日銀新総裁、有力なのは誰か?

金融緩和への期待が高まる一方だが…

「白川さんらしい合理的な考え方だろう」──。総裁辞任の報道を受けて、日本銀行幹部は淡々とこう述べていた。

白川方明総裁は2月5日の経済財政諮問会議に出席後、安倍晋三首相へ4月8日の任期満了を待たず、辞任する意向を伝えた。日銀関係者は、異口同音に「突然のことで驚いた」と話していたが、サプライズも一夜限り。「考えてみると(辞任と任期満了は)わずかの日数の違いでしかない」と、総じて平静だった。

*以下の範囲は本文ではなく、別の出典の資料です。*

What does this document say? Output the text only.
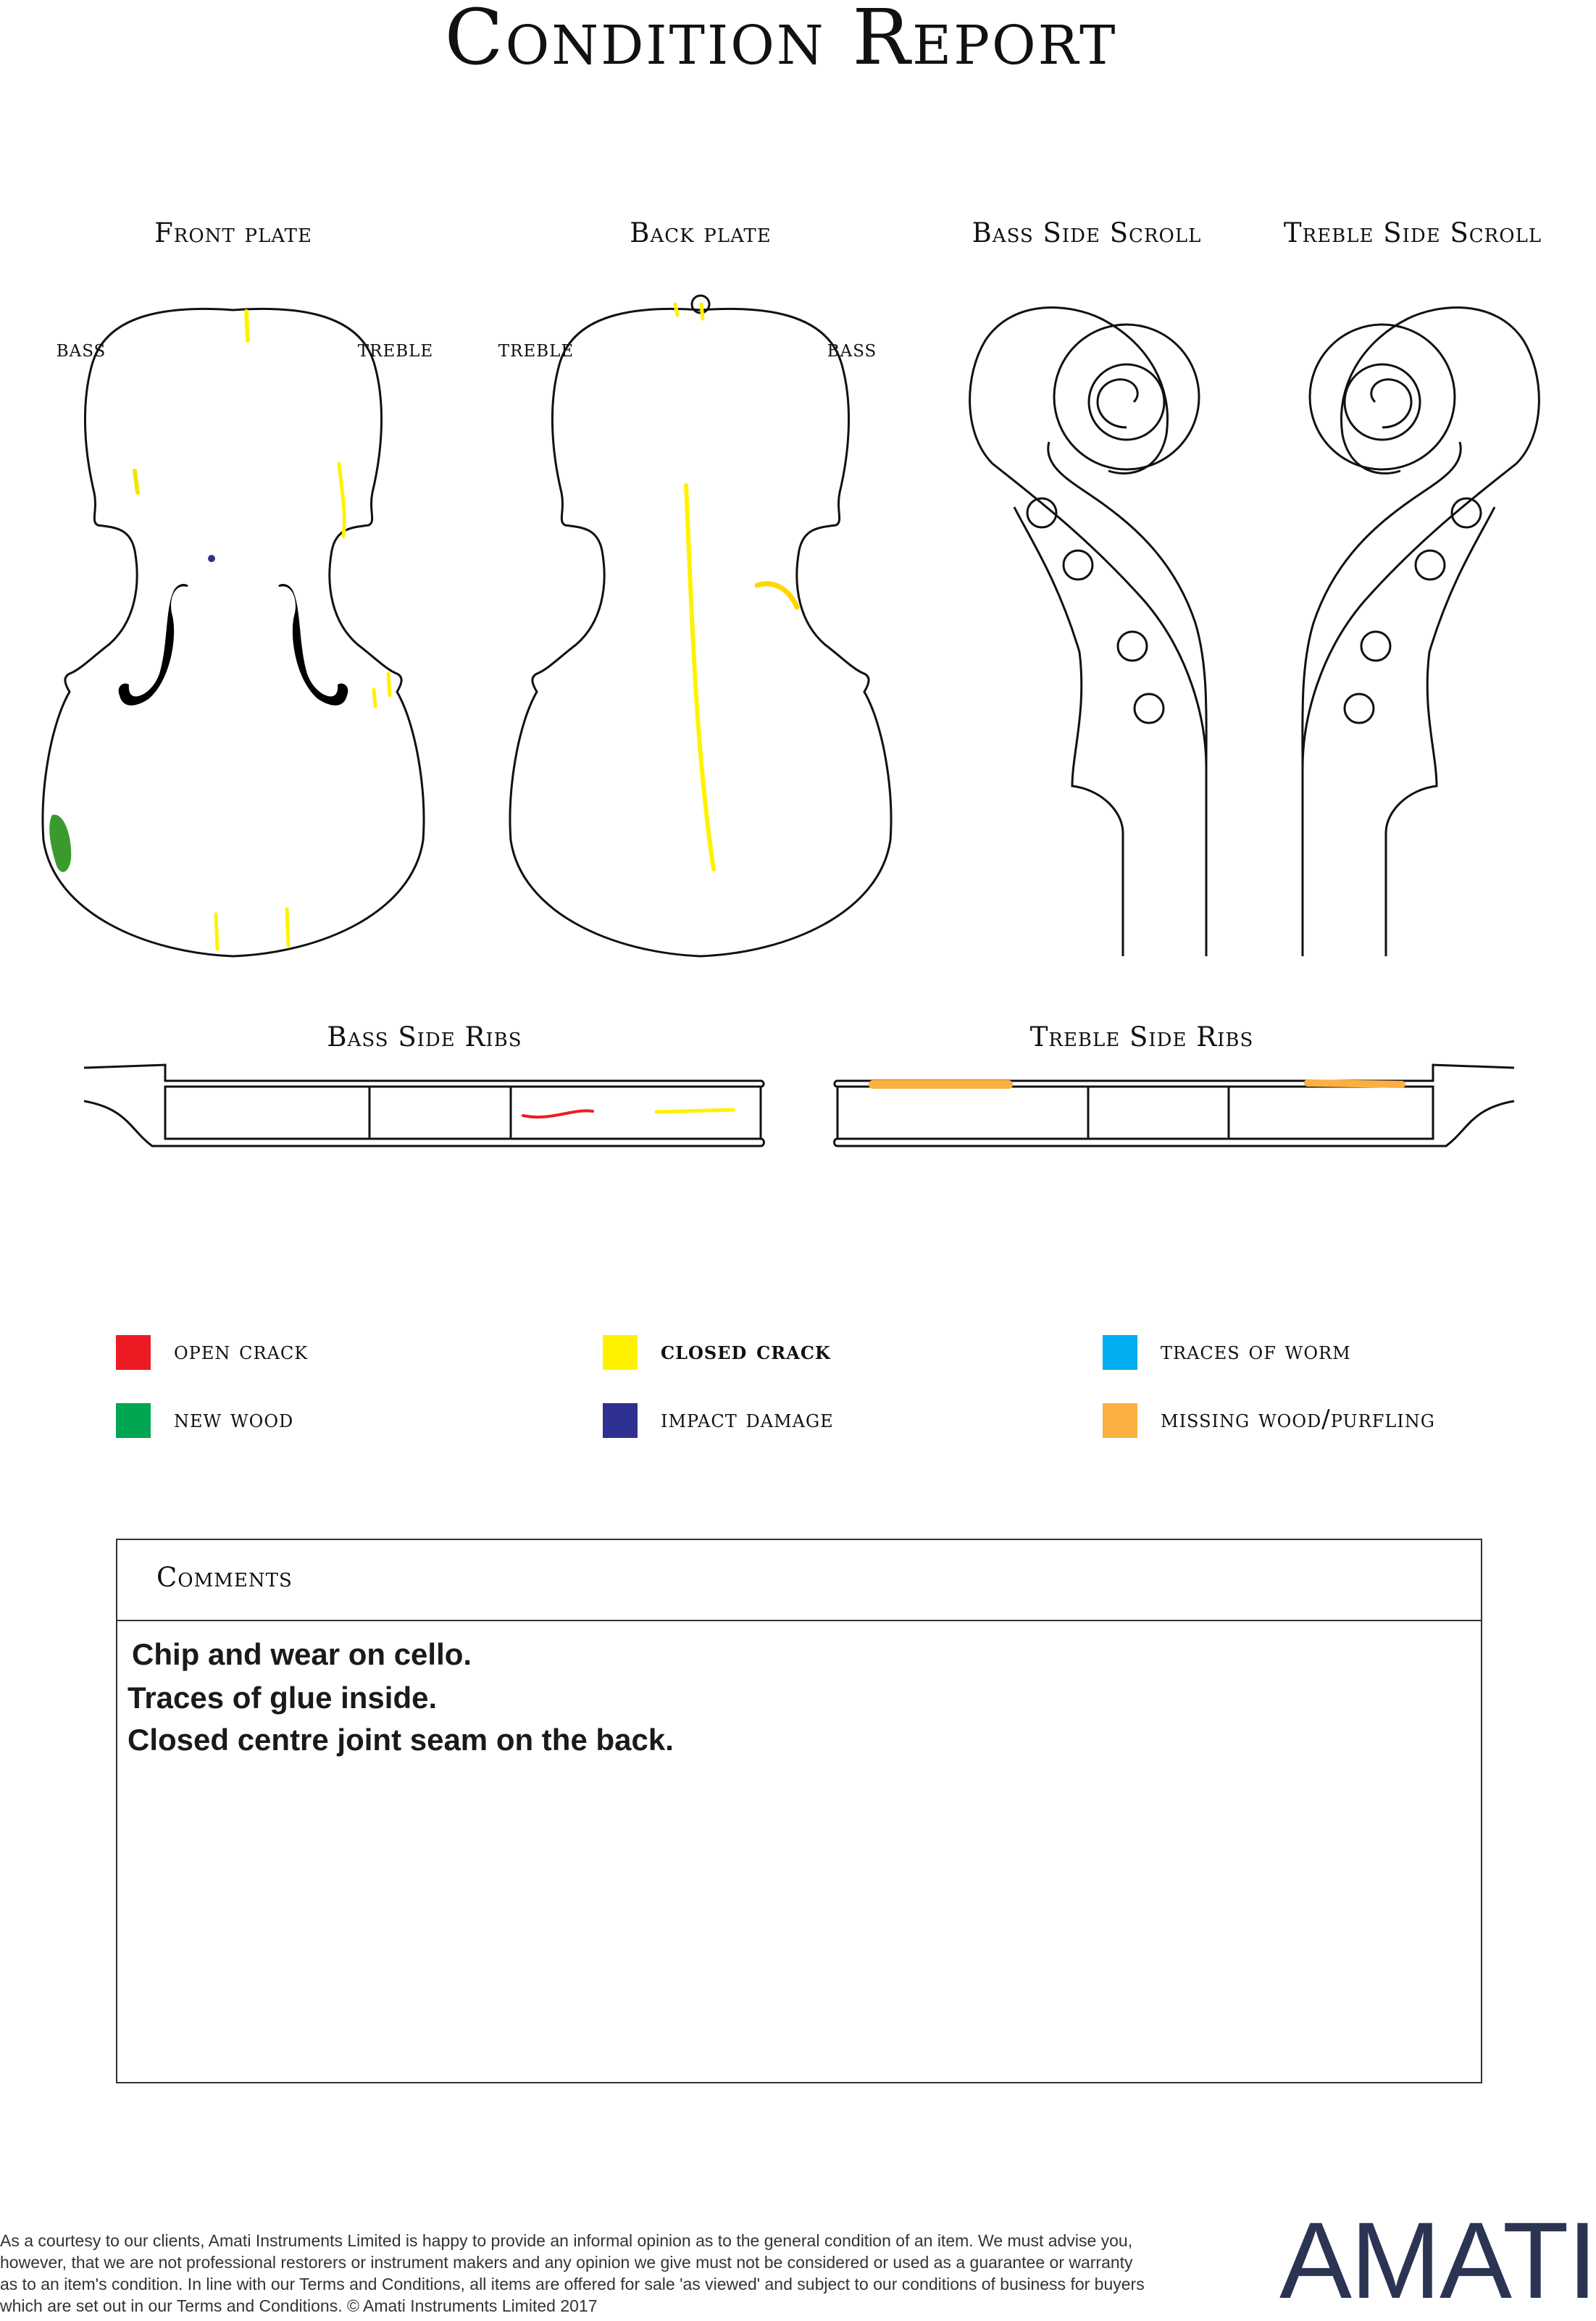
Condition Report
Front plate	Back plate	Bass Side Scroll	Treble Side Scroll
Bass Side Ribs	Treble Side Ribs
BASS	TREBLE	TREBLE	BASS
open crack	closed crack	traces of worm
new wood	impact damage	missing wood/purfling
Comments
Chip and wear on cello.
Traces of glue inside.
Closed centre joint seam on the back.
As a courtesy to our clients, Amati Instruments Limited is happy to provide an informal opinion as to the general condition of an item. We must advise you, however, that we are not professional restorers or instrument makers and any opinion we give must not be considered or used as a guarantee or warranty as to an item's condition. In line with our Terms and Conditions, all items are offered for sale 'as viewed' and subject to our conditions of business for buyers which are set out in our Terms and Conditions. © Amati Instruments Limited 2017	AMATI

山口廣秀、西村清彦の両副総裁が任期満了を迎える3月19日に合わせ白川総裁は辞任する。5日の総裁会見では「新副総裁の任期(3月20日から)と私の任期満了には3週間弱のズレがある。新たな体制で金融政策を議論するには(総裁、副総裁)同時スタートが最も自然」と、辞任理由を説明した。

任期満了の日が総裁と副総裁で異なるのは、2008年に後任選びが国会で決まらず、空席という異例の事態が生じたため。その際、副総裁になったばかりの白川氏が総裁代行を務め、総裁に昇格した経緯がある。